I'd suggest at the very least have the attacker vary the types of elbow - some coming upwards from next to the hip towards the solar plexus or jaw - which can sometimes reach between a defenders arms, some with your arm travelling horizontally towards their chest or face - often ends up clashing directly into their raised forearms, others "hooking" towards the temple with the forearm side of the elbow. They're less effective in general, but for completeness other options include a backward elbow after sliding the shoulder towards the defender and turning your back on them ever so slightly, which can itself lead into a spinning elbow if you don't think it's too slow and ineffectual to bother with.

It may be best to let the attacker try to create and then penetrate gaps in the defence dynamically (but not so viciously that the defender lacks time to get their pads in place before being hit), instead of picking the exact sequence of elbows to use beforehand. Footwork should follow the needs to the hip movement needed to deliver each elbow powerfully "through" the target... it's a function of the distance and relative position of attacker and defender. Remember too that an elbow can be very strong but has a very short range/depth of motion through which it's strong... if it's done ever-so-slightly too close or far away or at the wrong angle it just won't generate a usefully strong impact, so the attacker's distancing and footwork must match the defender's very carefully.
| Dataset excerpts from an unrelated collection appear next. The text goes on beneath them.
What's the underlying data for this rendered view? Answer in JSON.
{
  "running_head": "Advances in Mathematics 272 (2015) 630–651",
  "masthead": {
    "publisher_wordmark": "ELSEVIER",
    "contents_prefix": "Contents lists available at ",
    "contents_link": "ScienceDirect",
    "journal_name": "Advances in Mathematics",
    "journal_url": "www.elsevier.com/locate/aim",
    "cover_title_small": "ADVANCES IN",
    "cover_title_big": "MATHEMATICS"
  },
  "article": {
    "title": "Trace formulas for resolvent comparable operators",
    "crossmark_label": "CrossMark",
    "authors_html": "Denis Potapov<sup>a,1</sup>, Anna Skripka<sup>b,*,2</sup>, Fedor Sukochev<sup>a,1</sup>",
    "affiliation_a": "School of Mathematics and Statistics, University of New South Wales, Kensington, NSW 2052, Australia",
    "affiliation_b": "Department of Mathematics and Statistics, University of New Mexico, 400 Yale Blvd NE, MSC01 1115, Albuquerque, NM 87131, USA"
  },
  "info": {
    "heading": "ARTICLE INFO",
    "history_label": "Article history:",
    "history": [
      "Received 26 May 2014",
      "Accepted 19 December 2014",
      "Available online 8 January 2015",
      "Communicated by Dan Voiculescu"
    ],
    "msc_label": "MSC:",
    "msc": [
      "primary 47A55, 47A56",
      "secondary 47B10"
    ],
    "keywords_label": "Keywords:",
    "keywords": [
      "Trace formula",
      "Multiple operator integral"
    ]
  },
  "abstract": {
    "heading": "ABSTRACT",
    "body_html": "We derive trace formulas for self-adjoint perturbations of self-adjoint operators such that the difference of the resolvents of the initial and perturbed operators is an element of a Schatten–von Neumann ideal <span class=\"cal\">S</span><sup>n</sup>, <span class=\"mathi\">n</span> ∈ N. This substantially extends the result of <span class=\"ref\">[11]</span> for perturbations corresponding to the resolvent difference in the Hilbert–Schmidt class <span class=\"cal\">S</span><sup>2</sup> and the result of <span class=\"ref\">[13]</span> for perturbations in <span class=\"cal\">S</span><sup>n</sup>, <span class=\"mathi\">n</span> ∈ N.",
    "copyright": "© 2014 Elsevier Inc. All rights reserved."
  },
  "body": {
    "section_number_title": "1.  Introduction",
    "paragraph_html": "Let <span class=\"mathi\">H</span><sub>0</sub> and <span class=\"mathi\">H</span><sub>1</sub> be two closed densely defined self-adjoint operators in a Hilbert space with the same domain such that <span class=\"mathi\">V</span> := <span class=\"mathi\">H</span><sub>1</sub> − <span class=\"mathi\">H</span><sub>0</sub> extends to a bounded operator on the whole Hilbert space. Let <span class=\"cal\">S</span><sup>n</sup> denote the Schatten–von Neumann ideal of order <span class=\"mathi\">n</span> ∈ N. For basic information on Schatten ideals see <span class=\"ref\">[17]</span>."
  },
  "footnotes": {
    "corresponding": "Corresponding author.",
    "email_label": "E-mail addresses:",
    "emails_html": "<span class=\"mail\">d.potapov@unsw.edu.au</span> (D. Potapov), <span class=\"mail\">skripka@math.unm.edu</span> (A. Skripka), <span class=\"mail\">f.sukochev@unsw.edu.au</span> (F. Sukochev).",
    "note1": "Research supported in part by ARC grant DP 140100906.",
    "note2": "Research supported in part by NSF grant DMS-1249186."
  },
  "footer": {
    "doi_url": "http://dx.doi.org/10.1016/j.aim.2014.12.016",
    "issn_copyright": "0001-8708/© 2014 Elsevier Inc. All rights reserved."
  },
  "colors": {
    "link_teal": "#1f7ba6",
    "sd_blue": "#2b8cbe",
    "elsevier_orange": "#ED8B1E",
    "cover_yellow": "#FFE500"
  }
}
You say you're using muay thai pads and in my limited exposure their practice often ignores a lot of this... just elbow one side, elbow the other, one step forwards each time, but that's learning to strike a pad not learning to penetrate a guard position. If you're concerned about grabbing necks, "applying pressure" and leading into knees then it sounds like you want something integrated more of defender-aware focus - something building sparring/fighting tactical ability, and not just a moving punching bag - hence the details in my answer.